Daan Wegener (PhD), historian and philosopher of science and natural sciences teacher developed on commission of the Huygens Institute for the History of the Netherlands three overarching case studies containing sub cases, assignments and research questions to test the tool and to enable comparisons with similar projects analyzing the Republic of Letters.

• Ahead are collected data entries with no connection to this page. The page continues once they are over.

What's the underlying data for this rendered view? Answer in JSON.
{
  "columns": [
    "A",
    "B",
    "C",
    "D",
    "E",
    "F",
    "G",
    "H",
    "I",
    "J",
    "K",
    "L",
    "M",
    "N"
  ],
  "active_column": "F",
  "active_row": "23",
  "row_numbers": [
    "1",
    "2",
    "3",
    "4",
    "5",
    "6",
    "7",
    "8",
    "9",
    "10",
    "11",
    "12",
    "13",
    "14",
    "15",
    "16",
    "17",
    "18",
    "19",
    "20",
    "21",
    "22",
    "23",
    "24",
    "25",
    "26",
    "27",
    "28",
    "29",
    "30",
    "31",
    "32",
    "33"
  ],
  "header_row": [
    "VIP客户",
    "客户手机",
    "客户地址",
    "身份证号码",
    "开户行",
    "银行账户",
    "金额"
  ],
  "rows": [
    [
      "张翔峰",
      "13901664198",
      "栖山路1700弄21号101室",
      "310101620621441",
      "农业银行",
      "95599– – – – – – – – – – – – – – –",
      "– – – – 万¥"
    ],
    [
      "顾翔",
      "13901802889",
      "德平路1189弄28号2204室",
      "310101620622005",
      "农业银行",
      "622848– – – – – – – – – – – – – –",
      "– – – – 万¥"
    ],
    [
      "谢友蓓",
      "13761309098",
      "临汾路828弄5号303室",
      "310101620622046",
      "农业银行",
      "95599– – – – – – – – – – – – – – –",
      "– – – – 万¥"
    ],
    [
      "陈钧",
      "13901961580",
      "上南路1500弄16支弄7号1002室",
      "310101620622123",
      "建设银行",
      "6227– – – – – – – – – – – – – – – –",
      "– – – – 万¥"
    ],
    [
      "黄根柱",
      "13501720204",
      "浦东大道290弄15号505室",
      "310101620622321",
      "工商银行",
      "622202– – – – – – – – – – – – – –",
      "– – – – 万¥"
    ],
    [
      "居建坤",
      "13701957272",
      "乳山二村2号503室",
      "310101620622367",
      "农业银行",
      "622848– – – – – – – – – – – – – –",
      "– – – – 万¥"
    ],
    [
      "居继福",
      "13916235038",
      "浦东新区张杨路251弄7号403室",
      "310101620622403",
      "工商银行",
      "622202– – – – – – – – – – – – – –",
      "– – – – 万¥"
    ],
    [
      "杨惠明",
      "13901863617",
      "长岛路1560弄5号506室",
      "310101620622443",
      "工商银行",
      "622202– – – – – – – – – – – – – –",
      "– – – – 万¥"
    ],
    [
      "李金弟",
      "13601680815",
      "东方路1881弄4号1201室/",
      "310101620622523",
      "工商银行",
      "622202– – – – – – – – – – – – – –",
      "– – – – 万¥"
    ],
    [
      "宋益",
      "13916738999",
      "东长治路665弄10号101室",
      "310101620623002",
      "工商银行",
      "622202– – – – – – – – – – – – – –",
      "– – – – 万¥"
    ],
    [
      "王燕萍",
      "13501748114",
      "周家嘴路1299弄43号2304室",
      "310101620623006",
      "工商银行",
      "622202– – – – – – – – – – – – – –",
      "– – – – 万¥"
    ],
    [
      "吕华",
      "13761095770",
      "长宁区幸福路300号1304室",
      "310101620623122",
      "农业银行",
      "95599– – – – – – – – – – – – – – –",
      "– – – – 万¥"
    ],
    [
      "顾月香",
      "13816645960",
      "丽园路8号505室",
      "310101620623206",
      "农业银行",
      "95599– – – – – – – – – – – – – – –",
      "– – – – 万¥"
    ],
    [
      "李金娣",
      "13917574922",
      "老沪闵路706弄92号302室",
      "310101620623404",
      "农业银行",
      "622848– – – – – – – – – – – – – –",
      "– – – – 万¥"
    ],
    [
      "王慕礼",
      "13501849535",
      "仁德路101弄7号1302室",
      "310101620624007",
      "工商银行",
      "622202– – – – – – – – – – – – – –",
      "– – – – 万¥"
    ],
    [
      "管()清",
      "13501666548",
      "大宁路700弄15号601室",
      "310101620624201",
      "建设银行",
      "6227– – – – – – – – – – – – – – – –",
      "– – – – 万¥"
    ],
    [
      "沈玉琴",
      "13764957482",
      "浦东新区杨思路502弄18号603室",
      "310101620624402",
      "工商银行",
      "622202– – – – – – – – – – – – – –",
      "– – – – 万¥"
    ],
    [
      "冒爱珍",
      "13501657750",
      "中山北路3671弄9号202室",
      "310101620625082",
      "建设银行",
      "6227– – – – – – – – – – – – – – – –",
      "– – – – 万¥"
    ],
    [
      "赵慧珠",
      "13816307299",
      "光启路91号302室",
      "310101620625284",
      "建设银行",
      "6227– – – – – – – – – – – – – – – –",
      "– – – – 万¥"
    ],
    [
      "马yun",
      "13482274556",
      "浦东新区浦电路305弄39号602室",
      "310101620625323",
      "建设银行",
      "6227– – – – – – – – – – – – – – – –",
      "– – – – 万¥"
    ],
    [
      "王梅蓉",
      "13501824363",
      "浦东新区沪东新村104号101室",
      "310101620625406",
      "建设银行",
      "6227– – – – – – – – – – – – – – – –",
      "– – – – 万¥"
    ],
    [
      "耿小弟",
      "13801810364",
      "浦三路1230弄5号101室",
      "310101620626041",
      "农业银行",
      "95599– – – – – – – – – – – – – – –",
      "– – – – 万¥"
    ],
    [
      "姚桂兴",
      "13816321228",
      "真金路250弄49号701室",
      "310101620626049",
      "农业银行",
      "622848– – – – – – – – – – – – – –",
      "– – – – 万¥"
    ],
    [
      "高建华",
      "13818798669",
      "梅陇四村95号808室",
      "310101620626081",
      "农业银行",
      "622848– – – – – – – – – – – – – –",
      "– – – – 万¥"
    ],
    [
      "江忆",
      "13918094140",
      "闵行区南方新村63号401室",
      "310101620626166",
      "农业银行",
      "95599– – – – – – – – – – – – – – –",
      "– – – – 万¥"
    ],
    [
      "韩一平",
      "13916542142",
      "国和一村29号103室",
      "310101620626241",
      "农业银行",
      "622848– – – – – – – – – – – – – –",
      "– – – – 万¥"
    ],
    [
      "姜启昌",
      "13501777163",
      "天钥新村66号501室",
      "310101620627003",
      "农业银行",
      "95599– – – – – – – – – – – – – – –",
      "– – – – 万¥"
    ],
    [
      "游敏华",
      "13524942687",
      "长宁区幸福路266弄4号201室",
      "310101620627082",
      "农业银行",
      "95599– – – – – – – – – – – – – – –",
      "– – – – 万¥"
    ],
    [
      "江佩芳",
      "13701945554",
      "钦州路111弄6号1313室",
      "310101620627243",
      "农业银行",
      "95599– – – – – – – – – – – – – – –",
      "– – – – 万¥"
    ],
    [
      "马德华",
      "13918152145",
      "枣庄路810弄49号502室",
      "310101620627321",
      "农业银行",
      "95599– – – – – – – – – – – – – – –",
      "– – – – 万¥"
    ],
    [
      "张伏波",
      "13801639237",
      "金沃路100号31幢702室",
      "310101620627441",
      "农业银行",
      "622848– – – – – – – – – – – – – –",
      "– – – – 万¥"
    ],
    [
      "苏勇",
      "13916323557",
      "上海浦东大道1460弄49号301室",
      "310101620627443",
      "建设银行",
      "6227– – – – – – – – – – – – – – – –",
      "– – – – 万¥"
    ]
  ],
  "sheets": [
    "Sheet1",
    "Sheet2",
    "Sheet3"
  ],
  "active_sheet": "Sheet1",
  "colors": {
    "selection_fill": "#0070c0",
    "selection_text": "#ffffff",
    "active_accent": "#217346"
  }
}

  • 1. The first case concerns the reception of Aristotle in the Republic of Letters within the context of the mechanical philosophy of Descartes and within the context of the growing interest in mathematical descriptions of nature that both implied a rejection of Aristotelian views. The assignments focus on mappings  of the role of Aristotle in various correspondence networks.
    Download case 1.
  • 2. Aristotle returns in the second case study around the debate between René Descartes and his most important opponent in the Dutch Republic, Gisbertus Voetius. The assignments gets the user acquainted with two facilities of the ePistolarium tool: mappings of people that are mentioned together in the same letters in so-called co-citation networks and visualizations of the geographical distribution of ideas (circulation of knowledge). Moreover, the user can make comparisons with similar projects such as Mapping the Republic of Letters (Stanford University) and Cultures of Knowledge (Oxford University).
    Download case 2.
  • 3. “Geen nieuws van betekenis” (No important News) focuses on the role of news in the Republic of Letters.
    Download case 3.

In this assignment students are taught how to refine their queries in order to answer a research question regarding the news. Furthermore, it addresses the issue of reciprocity in intellectual networks, a recurrent theme in the historiography of correspondences between scholars in the Republic of Letters. Moreover, it demonstrates an experiment with data in the Huygens Institute for the History of the Netherlands in which the reciprocity  in the correspondences.